The subsequent investigation into Duncan's contacts while he was contagious has so far identified 48 people out of what the memo says is a broader group with risk of exposure. Ten of those are considered to be at high risk, including four close family members.
The family members initially failed to comply with a request to stay at home through Oct. 19 (when a 21-day incubation period for the virus would have lapsed), and were subsequently forced to remain for days in an apartment that was contaminated with Duncan's bodily fluids. The family has since been moved to an undisclosed location.
As of the memo's release Tuesday, there remained questions about why the nurse—identified in news accounts as Nina Pham but in the memo only as a health care worker—tested positive for Ebola, despite her having worn a mask, gown, shield, and gloves as she helped care for the dying Duncan.
The memo says that since testing positive on Saturday evening, she has been isolated and interviewed by CDC personnel to identify any contacts or community exposures. So far, one such contact has been identified and monitored for fever and other symptoms.
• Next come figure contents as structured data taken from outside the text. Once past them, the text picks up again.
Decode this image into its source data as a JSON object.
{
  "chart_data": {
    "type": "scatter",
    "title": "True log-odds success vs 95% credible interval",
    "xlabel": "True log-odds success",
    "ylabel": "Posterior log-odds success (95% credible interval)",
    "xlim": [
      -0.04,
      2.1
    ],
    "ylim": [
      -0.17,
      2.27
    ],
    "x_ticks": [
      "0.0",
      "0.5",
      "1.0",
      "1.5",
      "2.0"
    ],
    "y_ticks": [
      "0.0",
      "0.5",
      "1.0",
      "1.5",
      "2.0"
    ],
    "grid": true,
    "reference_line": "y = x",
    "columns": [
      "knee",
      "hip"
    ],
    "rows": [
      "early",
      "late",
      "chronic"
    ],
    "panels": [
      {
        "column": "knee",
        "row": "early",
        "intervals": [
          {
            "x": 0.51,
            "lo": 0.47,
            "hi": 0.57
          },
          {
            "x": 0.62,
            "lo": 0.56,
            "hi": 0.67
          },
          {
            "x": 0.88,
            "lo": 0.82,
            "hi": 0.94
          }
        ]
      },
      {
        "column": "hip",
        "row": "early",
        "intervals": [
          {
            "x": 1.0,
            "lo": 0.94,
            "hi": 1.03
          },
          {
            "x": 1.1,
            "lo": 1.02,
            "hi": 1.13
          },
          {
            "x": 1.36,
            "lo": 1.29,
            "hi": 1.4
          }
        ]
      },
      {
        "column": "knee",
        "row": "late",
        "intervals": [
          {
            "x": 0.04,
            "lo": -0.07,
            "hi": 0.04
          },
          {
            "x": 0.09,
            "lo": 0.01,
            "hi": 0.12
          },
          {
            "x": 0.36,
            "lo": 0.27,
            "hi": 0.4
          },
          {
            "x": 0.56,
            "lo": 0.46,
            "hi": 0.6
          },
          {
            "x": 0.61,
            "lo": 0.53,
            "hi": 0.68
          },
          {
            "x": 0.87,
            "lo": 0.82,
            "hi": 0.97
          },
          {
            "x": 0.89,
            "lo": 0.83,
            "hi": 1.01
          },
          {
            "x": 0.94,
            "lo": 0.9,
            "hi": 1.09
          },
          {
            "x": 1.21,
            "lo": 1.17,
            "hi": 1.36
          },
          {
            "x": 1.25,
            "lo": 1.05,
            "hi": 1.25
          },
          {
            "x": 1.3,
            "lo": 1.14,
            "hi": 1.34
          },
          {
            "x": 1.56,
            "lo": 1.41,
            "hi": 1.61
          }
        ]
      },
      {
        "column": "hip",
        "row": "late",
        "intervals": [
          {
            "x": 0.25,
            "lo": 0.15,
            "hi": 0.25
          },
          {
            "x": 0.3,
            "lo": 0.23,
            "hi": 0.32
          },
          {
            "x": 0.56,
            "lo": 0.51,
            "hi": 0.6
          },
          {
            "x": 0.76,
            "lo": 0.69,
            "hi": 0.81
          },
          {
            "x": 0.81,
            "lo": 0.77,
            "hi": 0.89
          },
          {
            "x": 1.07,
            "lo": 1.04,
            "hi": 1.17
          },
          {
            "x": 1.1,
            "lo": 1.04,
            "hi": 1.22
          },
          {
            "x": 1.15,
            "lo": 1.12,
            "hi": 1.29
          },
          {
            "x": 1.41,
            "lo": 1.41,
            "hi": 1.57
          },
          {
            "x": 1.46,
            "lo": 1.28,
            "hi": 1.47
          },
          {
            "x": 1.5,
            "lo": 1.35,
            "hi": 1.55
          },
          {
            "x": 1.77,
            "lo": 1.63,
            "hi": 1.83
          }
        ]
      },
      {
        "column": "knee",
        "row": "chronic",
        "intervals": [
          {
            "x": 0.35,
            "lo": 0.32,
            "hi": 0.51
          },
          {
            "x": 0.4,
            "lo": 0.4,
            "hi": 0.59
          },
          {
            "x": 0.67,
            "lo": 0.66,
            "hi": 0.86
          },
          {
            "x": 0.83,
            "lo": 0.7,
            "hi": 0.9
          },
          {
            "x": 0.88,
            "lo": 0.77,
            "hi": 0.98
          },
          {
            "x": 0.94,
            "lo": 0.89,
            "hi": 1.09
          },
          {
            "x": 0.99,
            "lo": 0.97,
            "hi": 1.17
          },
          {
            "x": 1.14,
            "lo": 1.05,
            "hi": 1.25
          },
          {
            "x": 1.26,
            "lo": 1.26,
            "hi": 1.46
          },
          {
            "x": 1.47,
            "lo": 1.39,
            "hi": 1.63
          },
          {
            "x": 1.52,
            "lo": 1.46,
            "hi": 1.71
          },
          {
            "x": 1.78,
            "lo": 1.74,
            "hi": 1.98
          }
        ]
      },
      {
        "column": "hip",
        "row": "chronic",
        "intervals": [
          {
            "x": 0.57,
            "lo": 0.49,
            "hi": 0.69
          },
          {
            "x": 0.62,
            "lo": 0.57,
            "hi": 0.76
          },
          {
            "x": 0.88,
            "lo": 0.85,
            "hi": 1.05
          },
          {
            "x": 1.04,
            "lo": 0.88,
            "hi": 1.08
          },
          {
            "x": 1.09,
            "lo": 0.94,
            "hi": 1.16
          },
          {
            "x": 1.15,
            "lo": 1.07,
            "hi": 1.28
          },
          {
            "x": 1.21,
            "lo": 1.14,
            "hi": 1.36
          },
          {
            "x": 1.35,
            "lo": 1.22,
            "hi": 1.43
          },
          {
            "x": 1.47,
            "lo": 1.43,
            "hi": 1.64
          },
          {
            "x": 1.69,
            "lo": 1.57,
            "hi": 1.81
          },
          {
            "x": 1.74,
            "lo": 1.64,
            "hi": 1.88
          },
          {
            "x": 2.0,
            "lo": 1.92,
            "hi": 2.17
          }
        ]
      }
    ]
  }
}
(According to the Associated Press, Texas Health Presbyterian Hospital Dallas released a statement on Pham's behalf Tuesday. "I'm doing well and want to thank everyone for their kind wishes and prayers," Pham said.)
The memo quotes Frieden as saying the worker's infection was due to a "breach in protocol," as the CDC investigation into exactly what protocol was breached is ongoing.
"What have we learned from the two Ebola cases in Dallas, and how can we use this information to improve protocols, training, guidance, hospital preparedness, patient care and safety going forward, both in the U.S. and West Africa?" the memo poses as an issue to be examined by lawmakers.